Republican politicians seem never to understand that Reaganomics — aka supply side, or trickle-down — doesn’t work, and commit to agitate for tax cuts for the rich. But bond-house professionals remember quite well, and hence their terrified response to Truss’s budget.

Making this even more confounding, Britain’s inflation rate is at 10%, and of course cutting taxes, borrowing money and programmatic spending are all forms of economic stimulus, which will throw gasoline onto an existing fire. By bailing out the government while simultaneously raising interest rates, the Bank of England is pressing as hard as it can on the brakes and the gas. We’ll see how that works out.

In America meanwhile, the Democrats learned that you can’t throw trillions of dollars worth of fuel into the economy without creating a fire. Who knew? Yet some economists had been reaching the conclusion that spending and the ensuing debt no longer mattered, particularly in a nation that basically serves as Monopoly money banker to the world.

That economic theory, too, has been proved false. There is a point out there where stuffing the public’s bank accounts full of cash becomes counterproductive. Remember, too, that Democrats were on their way to spending trillions more than they actually did. West Virginia Sen. Joe Manchin, who as little as six months ago was the villain of villains, might have saved his party from having a far greater inflationary headache than it already does. Is it too soon to talk about an apology?

The great big fat caveat to any discussion about economics today is COVID. Inflation has hit the entire world, and in many countries it’s far worse than our 8.3%. This seems to suggest supply chain issues created the shortages that drove up prices — not to mention Putin’s disastrous war, which has amplified about every negative trend imaginable.

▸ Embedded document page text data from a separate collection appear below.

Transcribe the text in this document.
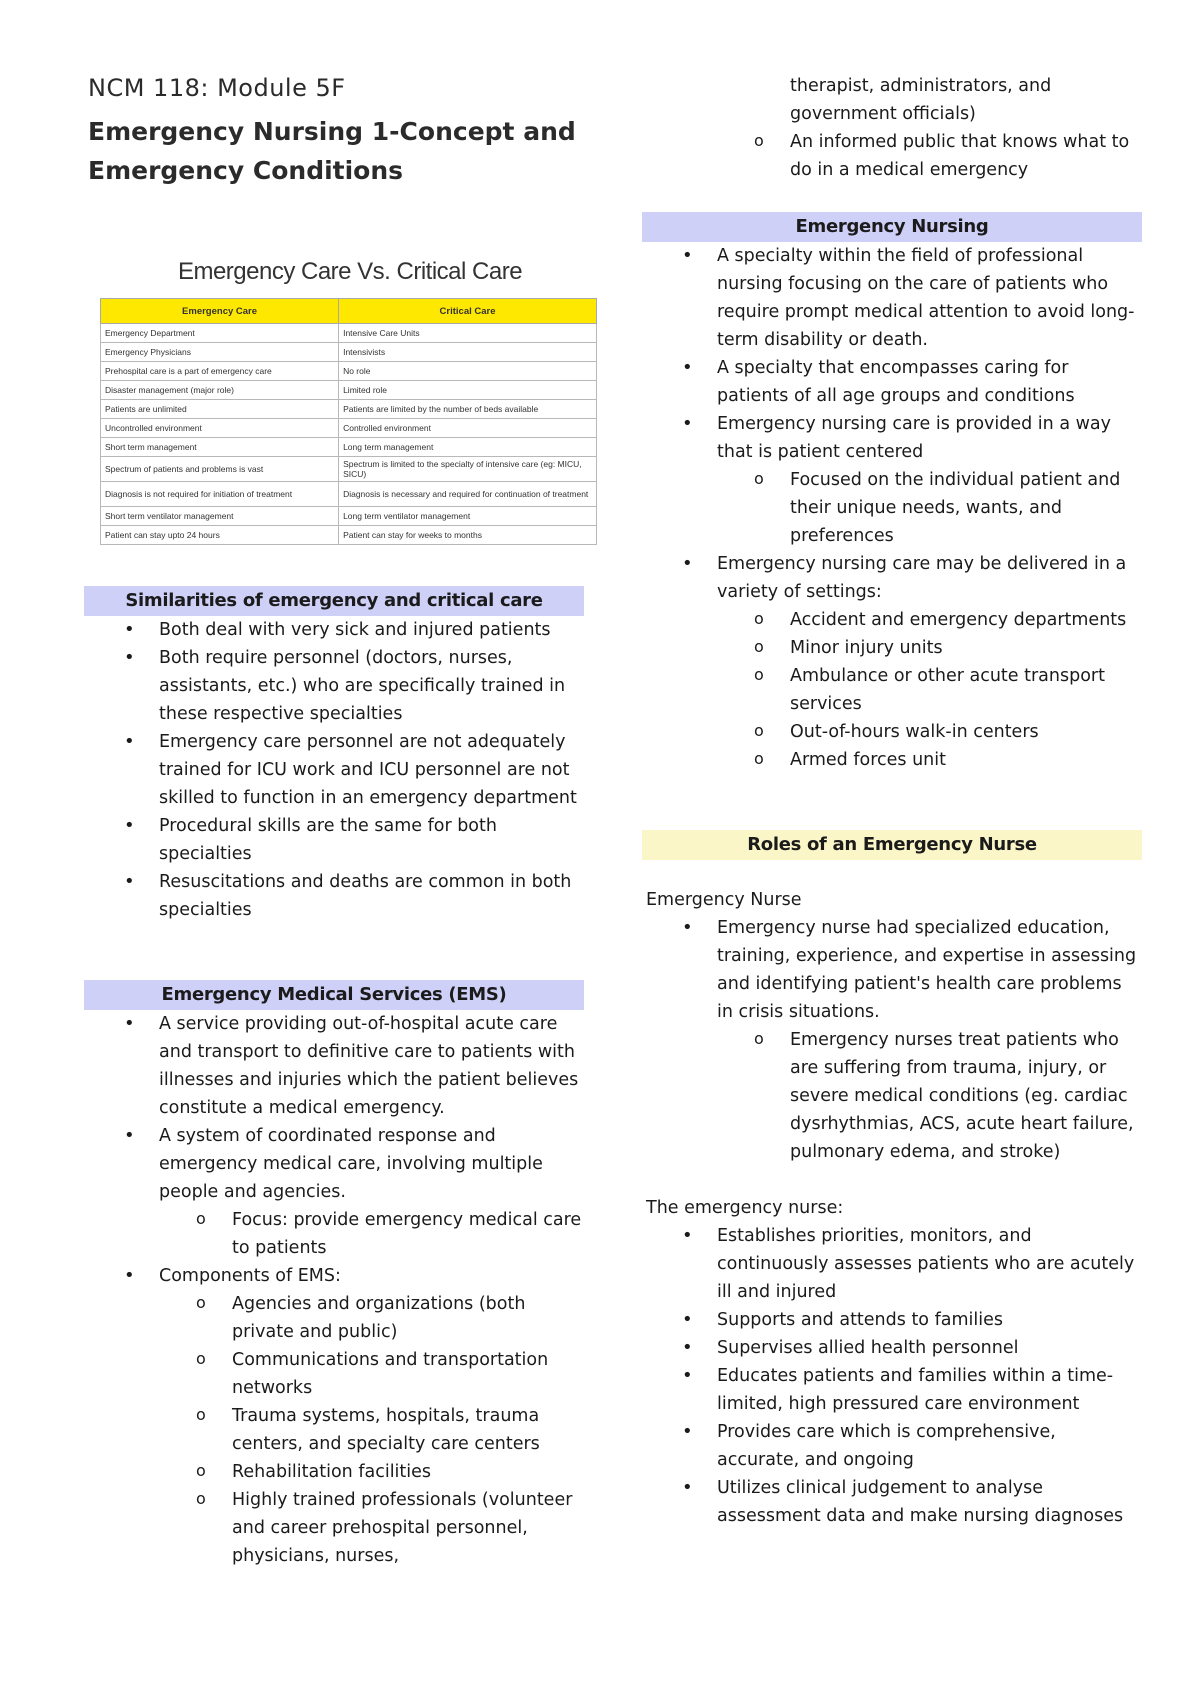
NCM 118: Module 5F
Emergency Nursing 1-Concept and Emergency Conditions
Emergency Care Vs. Critical Care
Emergency Care	Critical Care
Emergency Department	Intensive Care Units
Emergency Physicians	Intensivists
Prehospital care is a part of emergency care	No role
Disaster management (major role)	Limited role
Patients are unlimited	Patients are limited by the number of beds available
Uncontrolled environment	Controlled environment
Short term management	Long term management
Spectrum of patients and problems is vast	Spectrum is limited to the specialty of intensive care (eg: MICU, SICU)
Diagnosis is not required for initiation of treatment	Diagnosis is necessary and required for continuation of treatment
Short term ventilator management	Long term ventilator management
Patient can stay upto 24 hours	Patient can stay for weeks to months
Similarities of emergency and critical care
• Both deal with very sick and injured patients
• Both require personnel (doctors, nurses, assistants, etc.) who are specifically trained in these respective specialties
• Emergency care personnel are not adequately trained for ICU work and ICU personnel are not skilled to function in an emergency department
• Procedural skills are the same for both specialties
• Resuscitations and deaths are common in both specialties
Emergency Medical Services (EMS)
• A service providing out-of-hospital acute care and transport to definitive care to patients with illnesses and injuries which the patient believes constitute a medical emergency.
• A system of coordinated response and emergency medical care, involving multiple people and agencies.
o Focus: provide emergency medical care to patients
• Components of EMS:
o Agencies and organizations (both private and public)
o Communications and transportation networks
o Trauma systems, hospitals, trauma centers, and specialty care centers
o Rehabilitation facilities
o Highly trained professionals (volunteer and career prehospital personnel, physicians, nurses,
therapist, administrators, and government officials)
o An informed public that knows what to do in a medical emergency
Emergency Nursing
• A specialty within the field of professional nursing focusing on the care of patients who require prompt medical attention to avoid long-term disability or death.
• A specialty that encompasses caring for patients of all age groups and conditions
• Emergency nursing care is provided in a way that is patient centered
o Focused on the individual patient and their unique needs, wants, and preferences
• Emergency nursing care may be delivered in a variety of settings:
o Accident and emergency departments
o Minor injury units
o Ambulance or other acute transport services
o Out-of-hours walk-in centers
o Armed forces unit
Roles of an Emergency Nurse
Emergency Nurse
• Emergency nurse had specialized education, training, experience, and expertise in assessing and identifying patient's health care problems in crisis situations.
o Emergency nurses treat patients who are suffering from trauma, injury, or severe medical conditions (eg. cardiac dysrhythmias, ACS, acute heart failure, pulmonary edema, and stroke)
The emergency nurse:
• Establishes priorities, monitors, and continuously assesses patients who are acutely ill and injured
• Supports and attends to families
• Supervises allied health personnel
• Educates patients and families within a time-limited, high pressured care environment
• Provides care which is comprehensive, accurate, and ongoing
• Utilizes clinical judgement to analyse assessment data and make nursing diagnoses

Economists are nothing if not a confident lot (experience might suggest otherwise), but for the first time in memory there seems to be genuine befuddlement about what will come next. If you are the cautiously optimistic type who believes history will be a guide, you put the odds of recession at about 50-50, with a bump in unemployment yet to come, along with declining prices somewhat offset by higher interest rates.

Those rates will make it harder to buy a house, but the recent run-up in prices have all but made them unattainable anyway. No harm no foul. The stock market, meanwhile, is in one of those once-in-a-generation buying opportunities that by 2040 will have minted a new crop of 401(k) millionaires. Nothing looks so out-of-kilter that some bubble or another is ripe for busting.

Over the past 18 months, nothing we have expected to happen economically has happened. We thought COVID would cause a major global slump. We thought people would end up out of work, with nothing to spend. Thanks to stimulus, changing consumer habits and remote work, it didn’t happen.

So who knows, in this peculiar economic environment, Reaganomics may even work. There’s a first time for everything.

Tim Rowland is a Herald-Mail columnist.